Cinderella’s gown is looking tired and tattered.
For about a dozen years, soybeans were the “it” crop in Manitoba as acres went from nothing to more than two million.
That Cinderella status is now in doubt as a number of producers have second thoughts about beans.
Why it matters: A decline in soybean production on the Prairies would affect markets and likely play a role in farmers’ seeding decisions next spring.
At a Keystone Agricultural Producers meeting held mid-November in Portage la Prairie, Man., four or five farmers reported disappointing soybean yields in their region of the province. Several predicted that acres will likely drop in 2019 because soybean yields were 10 to 20 bushels lower than canola.
Dennis Lange, a Manitoba Agriculture provincial pulse specialist, has heard a similar vibe — producers are less enthusiastic about beans.
“We saw higher yields in canola and saw higher yields in other crops this year, so we’re probably going to see a drop in acres.”
Manitoba had 2.3 million acres of soybeans in 2017 and 1.9 million this year.
In 2019, Lange expects a further decline of 300,000.
“I’ll throw a number out there: 1.6 million. That’s a number I’m comfortable with.”
Reports from Saskatchewan also point to an acreage decline.
Based on Soy Canada numbers, the province had 850,000 acres of soybeans in 2017 and 407,000 in 2018.
Soybean growers in the province had a poor crop in 2017 with yields of 15 to 25 bu. per acre.
Yields improved this fall, but the provincial average is likely below 30.
“I would say better than 2017, but that’s a very low bar to (exceed). I still don’t think they (soybeans) are going to be very economical, relative to other crops,” said Gerrid Gust, who farms near Davidson, Sask., and grew 400 acres of soybeans.
“The yield relative to canola or other pulses in the rotation, we’re not there yet.”
Soybean acres will likely take a hit in 2019, Gust added.
And if India removes its import tariffs on pulse crops, prompting a jump in pea and lentil prices, soybeans could see a dramatic drop in Saskatchewan.
In Manitoba, Lange figures the average yield will be 32 to 34 bu. per acre. That’s not horrible, but it’s well below the record 42 bu. average set in 2016.
The main reason for substandard yields was hot and dry weather in July and August. Soybeans need moisture in early August for pod fill.

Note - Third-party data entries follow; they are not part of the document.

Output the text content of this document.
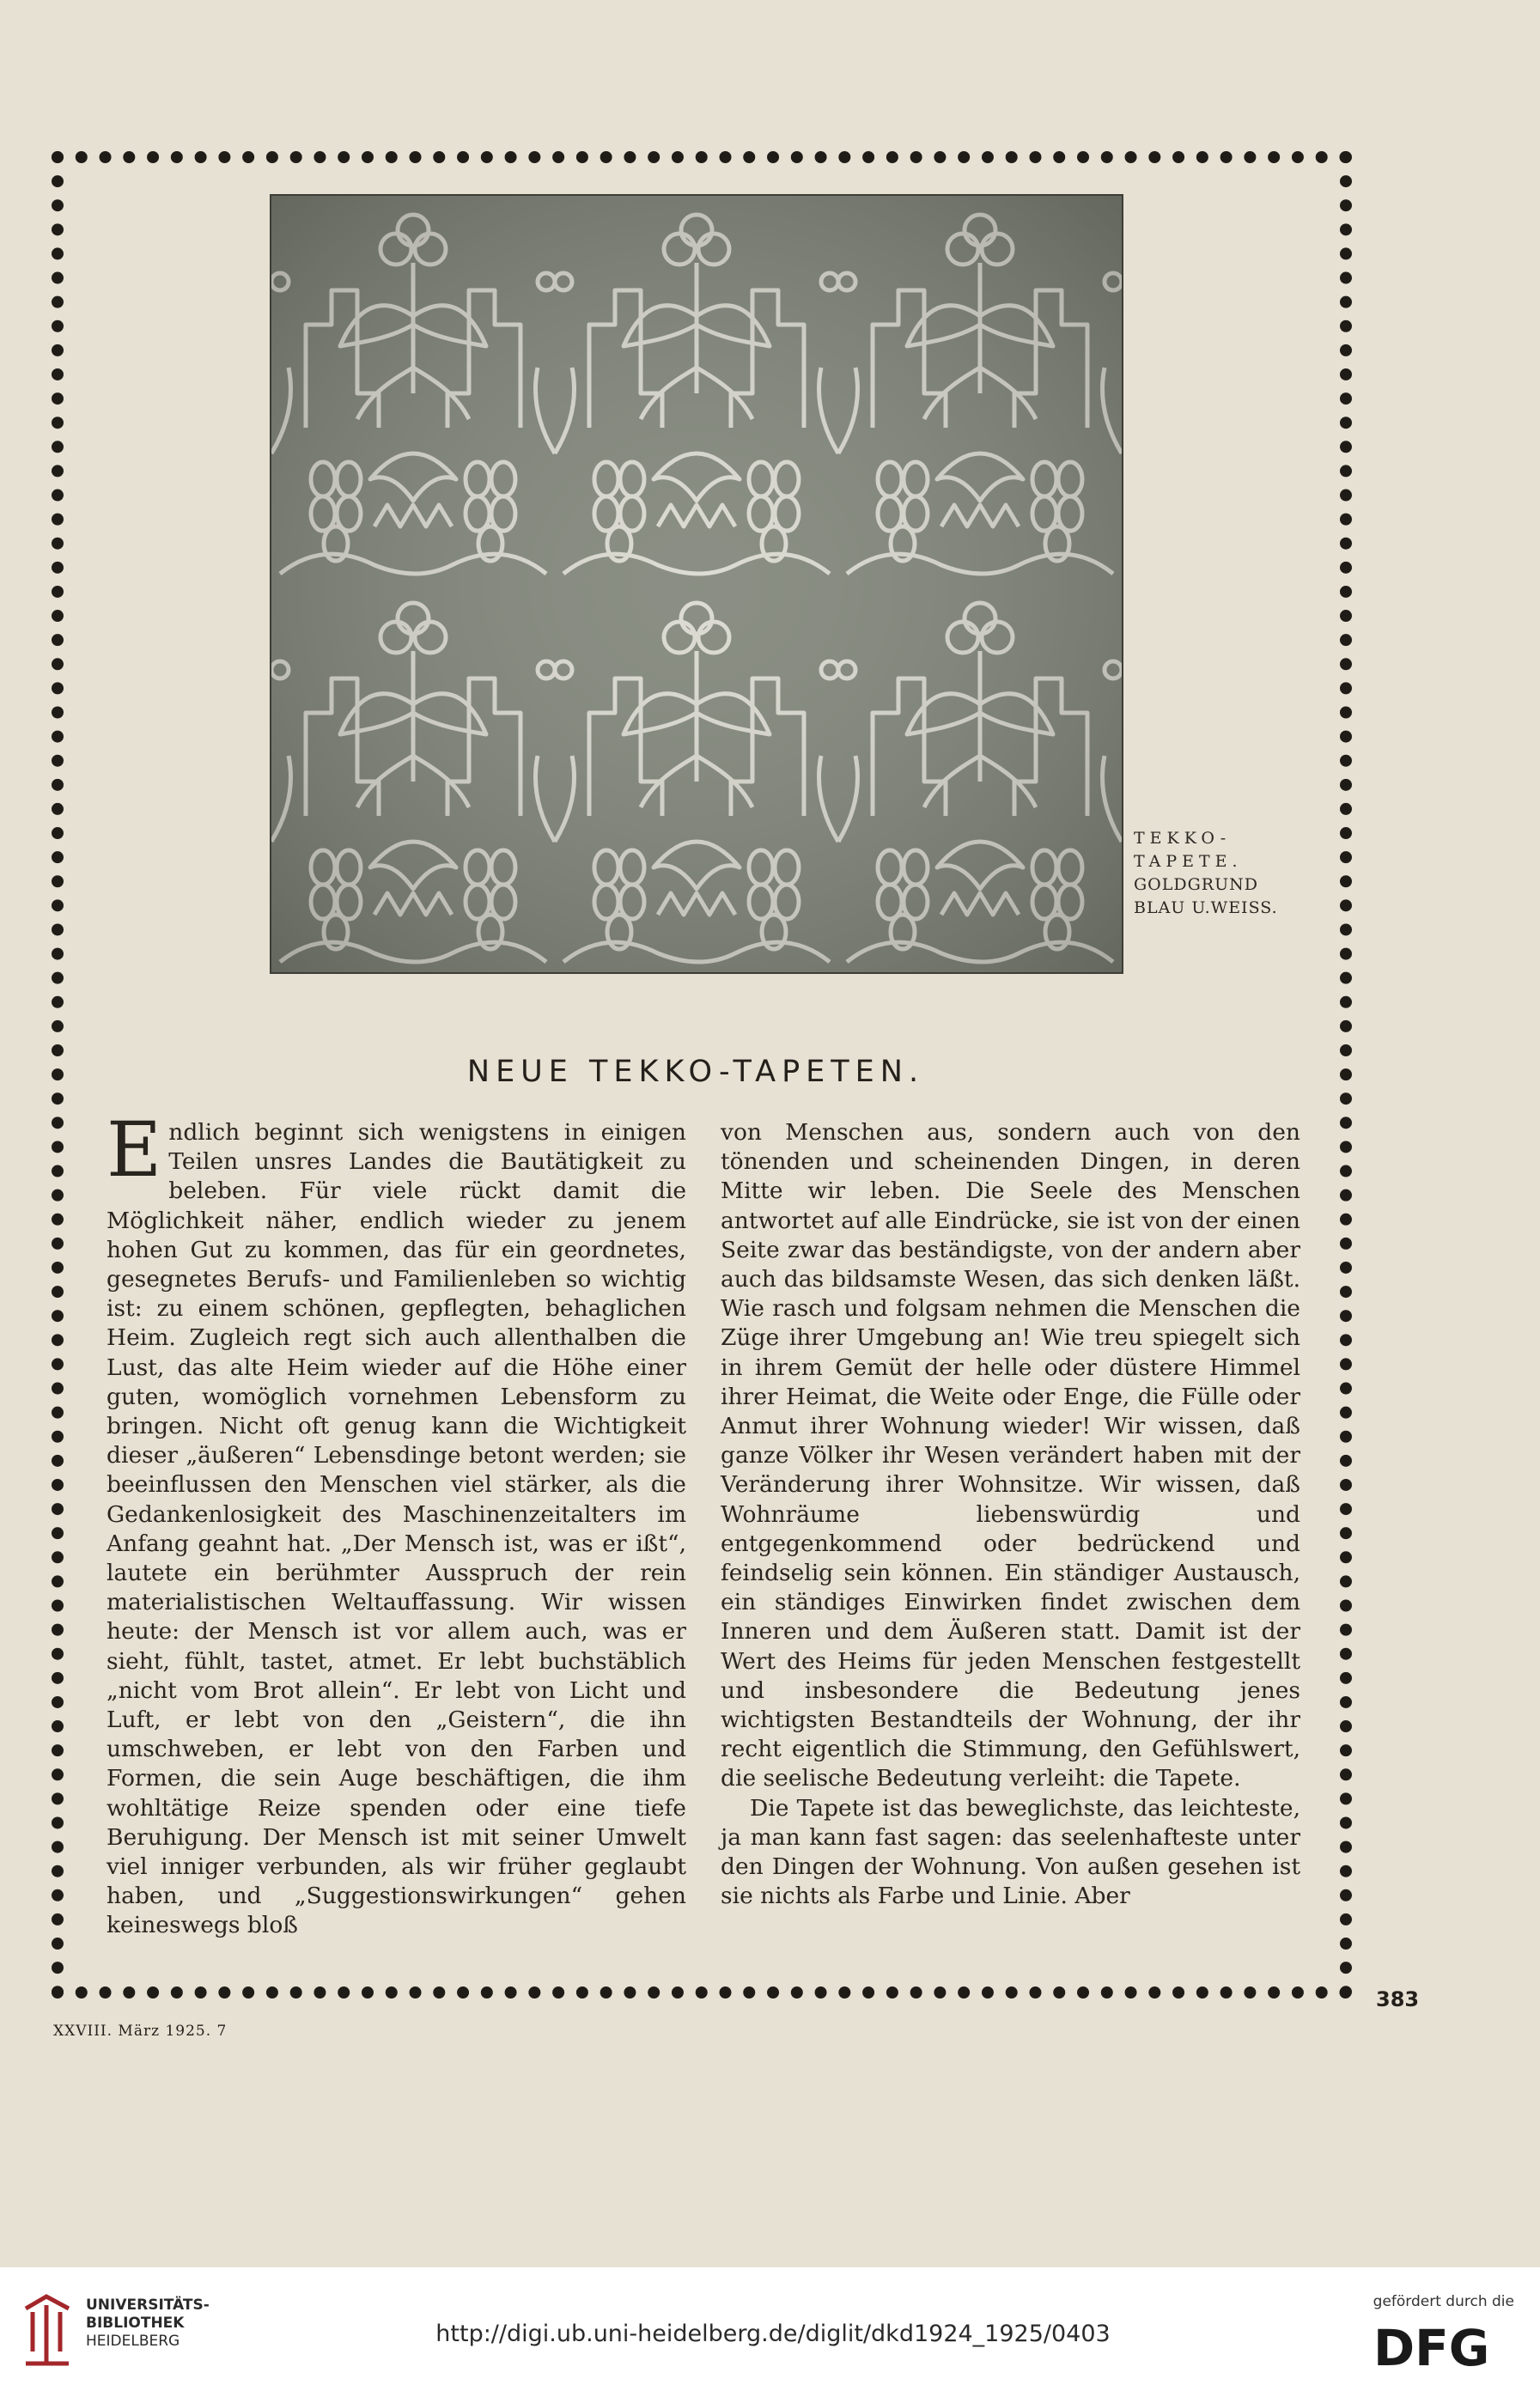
TEKKO-
TAPETE.
GOLDGRUND
BLAU U.WEISS.
NEUE TEKKO-TAPETEN.

Endlich beginnt sich wenigstens in einigen Teilen unsres Landes die Bautätigkeit zu beleben. Für viele rückt damit die Möglichkeit näher, endlich wieder zu jenem hohen Gut zu kommen, das für ein geordnetes, gesegnetes Berufs- und Familienleben so wichtig ist: zu einem schönen, gepflegten, behaglichen Heim. Zugleich regt sich auch allenthalben die Lust, das alte Heim wieder auf die Höhe einer guten, womöglich vornehmen Lebensform zu bringen. Nicht oft genug kann die Wichtigkeit dieser „äußeren“ Lebensdinge betont werden; sie beeinflussen den Menschen viel stärker, als die Gedankenlosigkeit des Maschinenzeitalters im Anfang geahnt hat. „Der Mensch ist, was er ißt“, lautete ein berühmter Ausspruch der rein materialistischen Weltauffassung. Wir wissen heute: der Mensch ist vor allem auch, was er sieht, fühlt, tastet, atmet. Er lebt buchstäblich „nicht vom Brot allein“. Er lebt von Licht und Luft, er lebt von den „Geistern“, die ihn umschweben, er lebt von den Farben und Formen, die sein Auge beschäftigen, die ihm wohltätige Reize spenden oder eine tiefe Beruhigung. Der Mensch ist mit seiner Umwelt viel inniger verbunden, als wir früher geglaubt haben, und „Suggestionswirkungen“ gehen keineswegs bloß

von Menschen aus, sondern auch von den tönenden und scheinenden Dingen, in deren Mitte wir leben. Die Seele des Menschen antwortet auf alle Eindrücke, sie ist von der einen Seite zwar das beständigste, von der andern aber auch das bildsamste Wesen, das sich denken läßt. Wie rasch und folgsam nehmen die Menschen die Züge ihrer Umgebung an! Wie treu spiegelt sich in ihrem Gemüt der helle oder düstere Himmel ihrer Heimat, die Weite oder Enge, die Fülle oder Anmut ihrer Wohnung wieder! Wir wissen, daß ganze Völker ihr Wesen verändert haben mit der Veränderung ihrer Wohnsitze. Wir wissen, daß Wohnräume liebenswürdig und entgegenkommend oder bedrückend und feindselig sein können. Ein ständiger Austausch, ein ständiges Einwirken findet zwischen dem Inneren und dem Äußeren statt. Damit ist der Wert des Heims für jeden Menschen festgestellt und insbesondere die Bedeutung jenes wichtigsten Bestandteils der Wohnung, der ihr recht eigentlich die Stimmung, den Gefühlswert, die seelische Bedeutung verleiht: die Tapete.

Die Tapete ist das beweglichste, das leichteste, ja man kann fast sagen: das seelenhafteste unter den Dingen der Wohnung. Von außen gesehen ist sie nichts als Farbe und Linie. Aber

383
XXVIII. März 1925. 7
UNIVERSITÄTS-
BIBLIOTHEK
HEIDELBERG	http://digi.ub.uni-heidelberg.de/diglit/dkd1924_1925/0403
gefördert durch die
DFG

If canola yields were sub-par this year, growers could accept soybeans in the low 30s. However, reports indicate that canola yields were relatively strong in Manitoba.
Many producers had yields of about 50 bu. per acre, and the provincial average yield could be 44 bu. per acre, said Chuck Fossay, Manitoba Canola Growers Association president.
The acreage backslide in Manitoba and Saskatchewan may be a temporary setback, but it seems like Canada’s soybean industry needs a better year in 2019 to restore the crop’s once-glittering status on the prairies.